A la hora del amanecer debo rellenar un informe en el que daré cuenta de cómo ha pasado la noche. Hoy escribiré que ha estado despierto durante más de cuatro horas intentando dormir. Que se ha revuelto inquieto en su cama sin conseguir concilar el sueño. Que se movía hacia un lado y más tarde hacia el otro, como si todo el peso del mundo estuviera presionadole el pecho.

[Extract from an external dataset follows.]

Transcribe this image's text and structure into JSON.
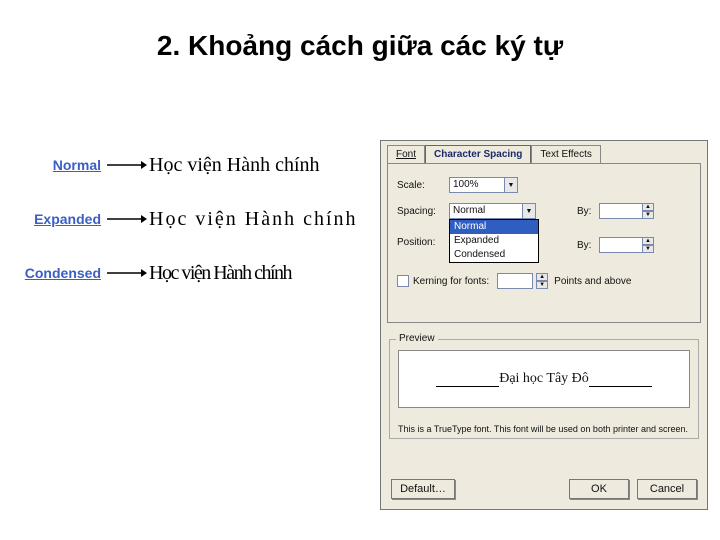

jueves, septiembre 25, 2008

Corredor

El día en que me levanté con una ligera lumbalgia fue el mismo día que descubrí que llevaba más de tres días seguidos durmiendo con la misma mujer. Me sorprendí muchísimo y pensé: “En este momento, si no fuera por la ligera lumbalgia, estaría corriendo desnudo por la carretera. Huyendo”.
Entonces ella me sonrió y me preguntó si había dormido bien. Yo contesté que sí. Me besó e hicimos el amor pero mientras tanto yo no conseguía borrar de mi cabeza la imagen de mí mismo corriendo por la carretera, con el pene flácido moviéndose arriba y abajo, una ensoñación en la que yo pensaba todo el tiempo que lo único importante era mover una pierna y más tarde la otra y a continuación la otra, lejos, lejos, rápido, rápido. No podía dejar de imaginarme corriendo cada vez más veloz, sin dirección ni horizonte, huyendo y refrenando las ganas de gritar con todas mis fuerzas y de desplomarme en ese extraño paisaje después de haber agotado hasta el último soplo de aire de mis pulmones.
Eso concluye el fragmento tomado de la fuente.